To mark one year to the day that I first ventured to France, I thought I’d share some photos and history from the town where I lived: Maisons-Laffitte. It sits about 20km to the north-west of Paris, and is a great little town! I have already posted a few photos from walking out and about in the park, but I’ve not really said much about it… Until now!
Maisons-Laffitte is famous for its racecourse and general pro-horse vibes, so much so that its nickname is the ‘Cité du Cheval‘, and it’s twinned with Newmarket, another fairly equestrian town here in the UK. Another of the town’s main attractions though is the château which, if you haven’t already guessed from the title, is the crux of this post.
The château was built as a bit of a warm up for Versailles by the architect François Mansart, and is his best surviving work. Louis XIV, my all-time favourite of the French monarchs, was present for the inauguration of the castle in 1651. So taken was Louis with the château that he brought the sculptors and decorators to Versailles to work on his infamous palace.
After it was built, Charles Perrault, the French author, wrote:
“The château of Maisons, of which Mansart had made all the buildings and all the gardens, is of such a singular beauty that there is not a curious foreigner who does not go there to see it, as one of the finest things that we have in France.”
Inside, although it is mostly unfurnished, you can still glimpse the grandiosity of it. The beginning of the visit takes you through to a blue billiard room complete with huge billiard table. Billiards was apparently one of the favourite games of Louis XIV, but I don’t see the appeal personally…
Connie and I visited near to the end of the day, and as such the place was pretty much empty. Fantastic news for Connie as she could take full advantage of the few furnishings there were for a late afternoon lie-down.
The ballroom, or Salle des Fêtes, on the first floor was one of my favourite rooms. Up above the huge mirror at the end of the room is the hidey-hole for the musicians who would play the night away whilst the French nobles got their groove on below. It is actually part of the ‘King’s Apartment’ named as such despite no kings ever permanently living there. At the opposite end to the mirror and the tribune for the musicians, is the ‘Hercules Room‘, separated from the main ballroom by a large archway and two smaller doors.
The Château de Maisons-Laffitte has changed owners several times throughout the years. It began in the hands of the Longueil family. René de Longueil was a member of the Parlement de Paris, and Surintendant des Finances in 1651. He built the castle as a venue to welcome King Louis XIV on his way to hunt in the forests surrounding Saint-Germain-en-Laye, as well as other prestigious guests.

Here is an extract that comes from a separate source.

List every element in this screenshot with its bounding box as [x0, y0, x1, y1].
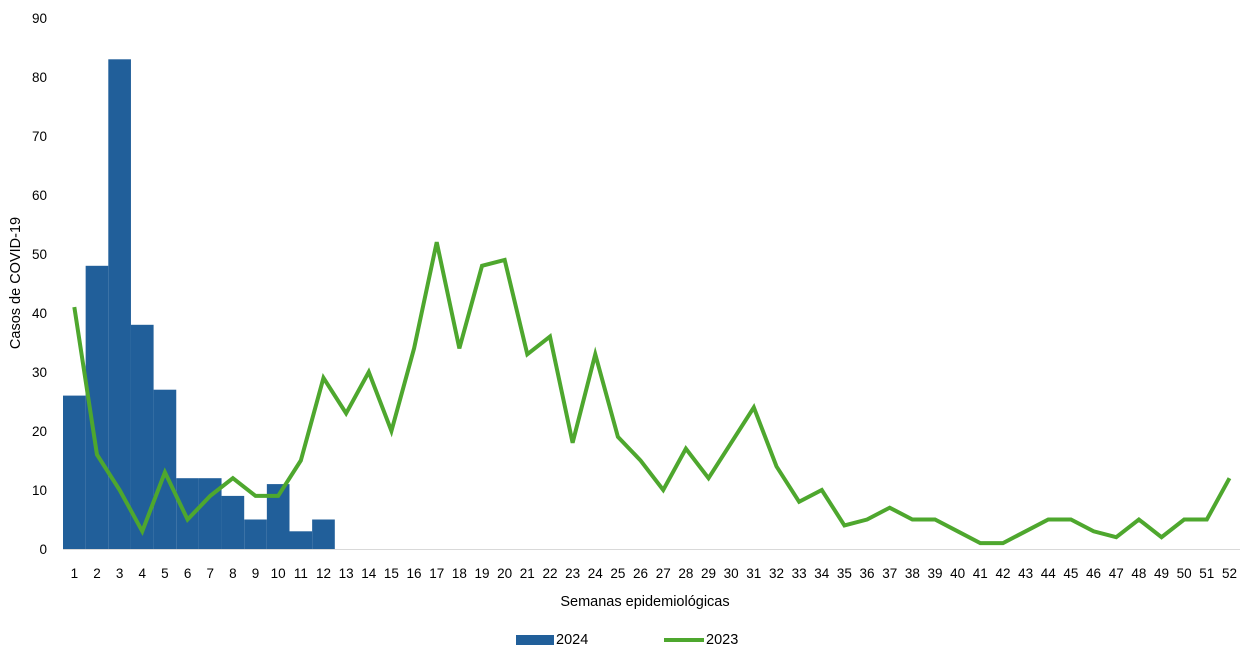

The architecture is caught in a time where baroque and classical seem to coexist, with one being more predominant than the other in places. The original main entrance to the castle leads into the vestibule d’honneur, pictured below. It is one of the first châteaux to have a central, and very ‘open’ space. It pushed the staircase to one side of the building which in themselves were quite a masterpiece.
As with any pre-1789 castles in France, it found itself confiscated by the Revolutionaries, and its furnishings auctioned off. It was sold to various different people in a short space of time, but eventually landed in the hands of Jacques Laffitte, a French banker, in 1818.
From 1834 onwards, Laffitte developed the castle and the surrounding areas (now the town and park). He was a bit of a pioneer when it came to suburban real estate, and divided the grounds into lots, which wealthy Parisians bought to develop their own smaller retreats. Such an impact he had on the town of Maisons-sur-Seine, as it was then, that in 1882, it was renamed Maisons-Laffitte in honour of Jacques.
In summation, if you have spare afternoon, take a trip down to the Château de Maisons-Laffitte. It’s not super huge, and it won’t take a lot of your time, but it is very interesting! I didn’t realise how important it was before visiting, choosing rather to go and see the more well-known castles and palaces in the area. It was definitely a surprise!